Eninboro allo economics
The Cypriots have an expression: eninboro allo. It means: I cannot take any more of it.
There was jubilation last night outside the small Mediterranean island’s parliament when every single MP either voted against a plan to tax depositors or abstained. The message was that people of Cyprus had had enough and weren’t going to let the big bullies, led by Germany, boss them around.
The plan to tax insured deposits was a dreadful mistake – I have described it as legalised bank robbery. But the deposit tax was part of an unpalatable but available 10 billion euro bailout, agreed with the euro zone. That plan A is now at risk. As Cypriots contemplate possible plan Bs, their jubilation may start to fade: all of them are also dreadful.
Some observers, including my colleague Anatole Kaletsky, believe that Germany will now blink. With an election looming there in the autumn, that seems most unlikely. Berlin has said it is unwilling to back any loan bigger than 10 billion euros, already a non-trivial 60 percent of Cyprus’ GDP. The problem is that Nicosia needs 17 billion euros to recapitalise its banks and cover the government’s own expenses, leaving a 7 billion euro hole.
Berlin is right to refuse to lend more. Even with 10 billion euros, Cyprus’ debt will rise to around 130 percent of GDP. At 17 billion euros it would shoot up to around 160 percent of GDP. Under the original plan, debt was supposed to fall to 100 percent by 2020. But after the events of recent days, confidence will be so crushed and the island’s offshore finance business model so broken that this forecast now looks pie in the sky.

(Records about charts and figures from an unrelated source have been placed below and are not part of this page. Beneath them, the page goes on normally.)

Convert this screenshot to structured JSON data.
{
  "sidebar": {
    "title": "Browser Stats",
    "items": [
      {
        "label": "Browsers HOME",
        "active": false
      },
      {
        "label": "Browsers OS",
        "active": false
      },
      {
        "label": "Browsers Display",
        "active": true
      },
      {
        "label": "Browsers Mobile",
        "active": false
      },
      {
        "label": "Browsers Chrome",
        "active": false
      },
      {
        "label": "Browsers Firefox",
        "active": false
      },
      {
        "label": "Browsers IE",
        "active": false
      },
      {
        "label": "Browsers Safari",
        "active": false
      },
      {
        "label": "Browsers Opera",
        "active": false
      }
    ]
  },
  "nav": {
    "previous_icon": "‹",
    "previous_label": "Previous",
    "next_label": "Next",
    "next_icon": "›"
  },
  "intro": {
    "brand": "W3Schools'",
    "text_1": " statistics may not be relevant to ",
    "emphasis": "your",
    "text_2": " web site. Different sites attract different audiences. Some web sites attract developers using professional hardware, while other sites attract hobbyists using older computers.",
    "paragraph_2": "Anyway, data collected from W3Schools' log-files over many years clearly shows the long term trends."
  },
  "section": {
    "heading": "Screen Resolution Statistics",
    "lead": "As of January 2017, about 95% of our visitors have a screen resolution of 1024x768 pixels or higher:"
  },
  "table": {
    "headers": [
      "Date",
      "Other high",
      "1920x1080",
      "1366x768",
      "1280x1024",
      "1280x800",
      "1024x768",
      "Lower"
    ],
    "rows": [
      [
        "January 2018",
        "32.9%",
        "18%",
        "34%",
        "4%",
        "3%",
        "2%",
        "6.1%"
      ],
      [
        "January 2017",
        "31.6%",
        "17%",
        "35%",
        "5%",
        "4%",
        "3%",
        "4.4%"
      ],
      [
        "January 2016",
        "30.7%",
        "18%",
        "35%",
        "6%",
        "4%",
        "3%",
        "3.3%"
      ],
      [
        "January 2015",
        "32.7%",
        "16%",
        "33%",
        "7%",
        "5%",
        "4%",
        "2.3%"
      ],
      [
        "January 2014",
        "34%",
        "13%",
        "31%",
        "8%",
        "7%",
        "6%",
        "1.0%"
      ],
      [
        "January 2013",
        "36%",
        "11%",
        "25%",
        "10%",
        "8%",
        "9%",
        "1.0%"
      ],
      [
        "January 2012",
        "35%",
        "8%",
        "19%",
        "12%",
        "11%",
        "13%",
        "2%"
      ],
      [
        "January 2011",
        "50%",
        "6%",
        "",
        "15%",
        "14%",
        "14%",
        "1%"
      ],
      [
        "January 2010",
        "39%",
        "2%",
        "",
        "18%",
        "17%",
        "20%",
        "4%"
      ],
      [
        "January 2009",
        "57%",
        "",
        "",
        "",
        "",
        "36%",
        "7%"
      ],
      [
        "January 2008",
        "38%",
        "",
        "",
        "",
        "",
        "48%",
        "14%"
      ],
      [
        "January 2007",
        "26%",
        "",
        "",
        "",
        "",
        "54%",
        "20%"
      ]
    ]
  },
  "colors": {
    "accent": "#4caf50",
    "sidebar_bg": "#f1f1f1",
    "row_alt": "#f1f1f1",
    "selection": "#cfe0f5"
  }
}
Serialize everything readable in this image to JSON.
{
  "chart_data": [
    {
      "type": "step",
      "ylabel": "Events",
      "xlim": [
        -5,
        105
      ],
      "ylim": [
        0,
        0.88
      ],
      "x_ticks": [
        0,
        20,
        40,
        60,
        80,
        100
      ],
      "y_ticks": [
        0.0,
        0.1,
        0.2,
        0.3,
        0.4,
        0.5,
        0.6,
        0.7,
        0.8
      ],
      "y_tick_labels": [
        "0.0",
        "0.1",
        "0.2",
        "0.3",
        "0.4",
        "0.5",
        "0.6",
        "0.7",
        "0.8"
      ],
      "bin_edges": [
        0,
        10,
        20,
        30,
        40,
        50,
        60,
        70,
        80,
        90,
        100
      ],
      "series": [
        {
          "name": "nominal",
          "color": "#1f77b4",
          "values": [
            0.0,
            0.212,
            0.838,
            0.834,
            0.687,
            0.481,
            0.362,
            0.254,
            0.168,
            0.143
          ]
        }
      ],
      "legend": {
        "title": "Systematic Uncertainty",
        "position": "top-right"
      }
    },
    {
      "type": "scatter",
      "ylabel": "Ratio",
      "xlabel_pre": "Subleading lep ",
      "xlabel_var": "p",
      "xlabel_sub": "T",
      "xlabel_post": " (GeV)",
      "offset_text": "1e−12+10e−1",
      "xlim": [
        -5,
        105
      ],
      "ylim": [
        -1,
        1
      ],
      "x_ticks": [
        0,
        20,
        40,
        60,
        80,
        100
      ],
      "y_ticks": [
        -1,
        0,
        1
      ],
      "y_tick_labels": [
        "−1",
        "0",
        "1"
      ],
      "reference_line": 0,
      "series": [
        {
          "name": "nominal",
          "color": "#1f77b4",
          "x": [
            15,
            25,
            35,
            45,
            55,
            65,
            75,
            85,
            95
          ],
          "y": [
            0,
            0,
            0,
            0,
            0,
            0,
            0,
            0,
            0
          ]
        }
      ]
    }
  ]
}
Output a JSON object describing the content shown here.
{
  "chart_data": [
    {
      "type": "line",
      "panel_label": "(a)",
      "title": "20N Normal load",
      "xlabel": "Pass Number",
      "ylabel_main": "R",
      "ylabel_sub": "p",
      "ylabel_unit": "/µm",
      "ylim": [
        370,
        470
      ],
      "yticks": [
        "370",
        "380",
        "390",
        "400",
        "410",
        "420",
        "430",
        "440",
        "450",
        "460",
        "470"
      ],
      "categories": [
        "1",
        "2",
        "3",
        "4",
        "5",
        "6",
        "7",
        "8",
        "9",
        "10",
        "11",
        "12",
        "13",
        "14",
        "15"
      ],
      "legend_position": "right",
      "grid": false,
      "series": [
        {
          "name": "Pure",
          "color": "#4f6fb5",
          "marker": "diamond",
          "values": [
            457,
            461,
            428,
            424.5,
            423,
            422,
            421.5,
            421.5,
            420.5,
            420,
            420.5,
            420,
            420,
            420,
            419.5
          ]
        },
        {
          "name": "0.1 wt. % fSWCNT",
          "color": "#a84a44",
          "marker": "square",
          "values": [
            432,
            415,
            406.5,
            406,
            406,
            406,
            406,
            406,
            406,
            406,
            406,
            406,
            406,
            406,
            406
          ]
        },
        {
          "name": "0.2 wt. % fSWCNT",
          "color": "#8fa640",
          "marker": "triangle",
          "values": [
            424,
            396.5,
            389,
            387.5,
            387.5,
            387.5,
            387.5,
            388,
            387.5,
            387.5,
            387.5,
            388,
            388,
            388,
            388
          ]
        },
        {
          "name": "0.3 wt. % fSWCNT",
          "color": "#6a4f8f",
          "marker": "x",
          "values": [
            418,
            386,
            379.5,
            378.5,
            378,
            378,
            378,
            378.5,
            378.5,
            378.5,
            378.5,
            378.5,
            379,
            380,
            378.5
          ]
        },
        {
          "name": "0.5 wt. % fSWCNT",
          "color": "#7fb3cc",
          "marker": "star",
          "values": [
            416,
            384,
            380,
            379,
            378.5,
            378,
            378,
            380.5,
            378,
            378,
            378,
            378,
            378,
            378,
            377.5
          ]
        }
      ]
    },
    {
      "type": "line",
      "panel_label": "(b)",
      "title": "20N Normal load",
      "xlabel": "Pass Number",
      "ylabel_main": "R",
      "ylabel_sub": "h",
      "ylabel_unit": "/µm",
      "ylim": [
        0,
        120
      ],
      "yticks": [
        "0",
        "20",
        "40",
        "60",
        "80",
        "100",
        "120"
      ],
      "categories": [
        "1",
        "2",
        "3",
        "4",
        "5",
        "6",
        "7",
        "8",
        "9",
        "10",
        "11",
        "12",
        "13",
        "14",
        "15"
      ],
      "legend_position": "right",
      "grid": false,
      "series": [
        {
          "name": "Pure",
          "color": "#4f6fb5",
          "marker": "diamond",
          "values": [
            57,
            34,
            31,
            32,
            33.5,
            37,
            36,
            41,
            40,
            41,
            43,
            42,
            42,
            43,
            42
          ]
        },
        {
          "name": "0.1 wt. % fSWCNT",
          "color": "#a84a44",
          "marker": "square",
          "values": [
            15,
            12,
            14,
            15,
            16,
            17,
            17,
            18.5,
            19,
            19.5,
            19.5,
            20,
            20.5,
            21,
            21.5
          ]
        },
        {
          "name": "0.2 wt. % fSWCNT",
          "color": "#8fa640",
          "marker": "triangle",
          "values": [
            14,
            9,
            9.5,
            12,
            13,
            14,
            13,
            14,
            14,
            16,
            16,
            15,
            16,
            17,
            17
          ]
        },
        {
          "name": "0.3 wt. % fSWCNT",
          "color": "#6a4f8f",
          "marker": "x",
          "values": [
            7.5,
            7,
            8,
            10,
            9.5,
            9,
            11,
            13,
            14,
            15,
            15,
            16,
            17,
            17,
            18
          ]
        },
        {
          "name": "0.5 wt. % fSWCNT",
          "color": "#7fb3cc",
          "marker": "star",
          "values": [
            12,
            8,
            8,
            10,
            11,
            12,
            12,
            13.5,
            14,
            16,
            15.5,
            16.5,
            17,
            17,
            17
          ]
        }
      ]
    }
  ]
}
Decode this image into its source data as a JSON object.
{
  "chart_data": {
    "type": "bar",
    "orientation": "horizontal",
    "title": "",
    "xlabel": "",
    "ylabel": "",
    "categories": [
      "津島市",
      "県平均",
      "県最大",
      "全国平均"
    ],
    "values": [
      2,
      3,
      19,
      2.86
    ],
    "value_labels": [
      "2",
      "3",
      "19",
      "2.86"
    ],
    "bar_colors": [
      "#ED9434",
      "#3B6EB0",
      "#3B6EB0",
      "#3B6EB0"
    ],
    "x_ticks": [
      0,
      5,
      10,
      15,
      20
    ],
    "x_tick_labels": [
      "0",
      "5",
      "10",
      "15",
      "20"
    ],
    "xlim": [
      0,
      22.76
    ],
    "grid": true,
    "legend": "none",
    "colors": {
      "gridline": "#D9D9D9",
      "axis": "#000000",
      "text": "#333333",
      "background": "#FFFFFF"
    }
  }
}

So what are Cyprus’ options? There are broadly three: sell its soul to Russia; default and possibly quit the euro; or patch together a new deal with the euro zone. They are all bad, but the last one is the least bad, for both Cyprus and the rest of Europe.
Cyprus’ finance minister is in Russia today. Moscow is furious because many of its citizens, who have channelled money to Cyprus, would pay the deposit tax. It may seem odd that the Kremlin is so keen to protect citizens who make use of an off-shore financial centre. Many are trying to reduce Russian tax payments and some may be money launderers. But that shows where President Vladimir Putin’s priorities lie.
Russia has non-financial interests in Cyprus. The island has potentially rich offshore gas deposits and its position in the eastern Mediterranean has long been strategic. It was colonised by Christian crusaders, the Ottomans and then the UK, which still has two military bases there. Could Moscow, whose only naval base on the Mediterranean is in strife-ridden Syria, somehow wangle some military advantage out of this crisis?
Some in Cyprus won’t care. They’ll say it is better to be colonised by Russia, which at least is also predominantly Orthodox in its Christianity, than to be Germany’s whipping boy. But such a pact would amount to turning its back on modernity.
The second main option for Nicosia is to default – or more precisely for its big banks to go bust. If Cyprus can’t get a bailout from the euro zone, it won’t be able to recapitalise its banks. The European Central Bank has said it is willing to supply them with liquidity, but only under its rules. That is far from offering an open spigot.
The country’s second largest bank, Laiki, already seems to have run out of suitable collateral to receive even emergency loans. At some point, the government is going to have to re-open the banks. If it doesn’t then have a deal, everybody will rush to take their money out. The whole financial system will collapse.
It is hard to see this scenario ending with anything other than the imposition of capital controls and Cyprus quitting the euro. Some sort of equilibrium would eventually be established, but depositors would lose much more than plan A’s 6.75-9.9 percent. The country might also be forced out of the European Union. That would massively weaken its strategic position vis-a-vis Turkey, which has occupied around a third of the island since 1974.
The remaining option is to recut the deal with the euro zone. The good news is that Cyprus’ partners are not fixated on a deposit tax, especially hitting those with less than 100,000 euros. The bad news is that there is still a 5.8 billion euro hole to fill. That’s about a third of GDP.
Nicosia may be able to scrabble around for some alternative ways of finding cash. One unattractive idea is to raid pension funds. Another is to find some way of cashing in on the potential future value of the offshore gas deposits. Yet another is to get the Cypriot church to chip in; its archbishop has offered to help. Maybe there is also a way of fast-tracking privatisations. Conceivably the state itself could default on its debts – although that wouldn’t help a lot since half of them are held by the country’s banks.
That said, a combination of such measures, plus a smaller tax focussed only on the uninsured depositors, might do the trick. It won’t be easy to sell this politically in Cyprus. But every day that the banks stay shut, the people may begin to appreciate the advantages of doing a deal with the euro zone. “Eninboro allo” may then be replaced by “ne boro” – “yes I can”.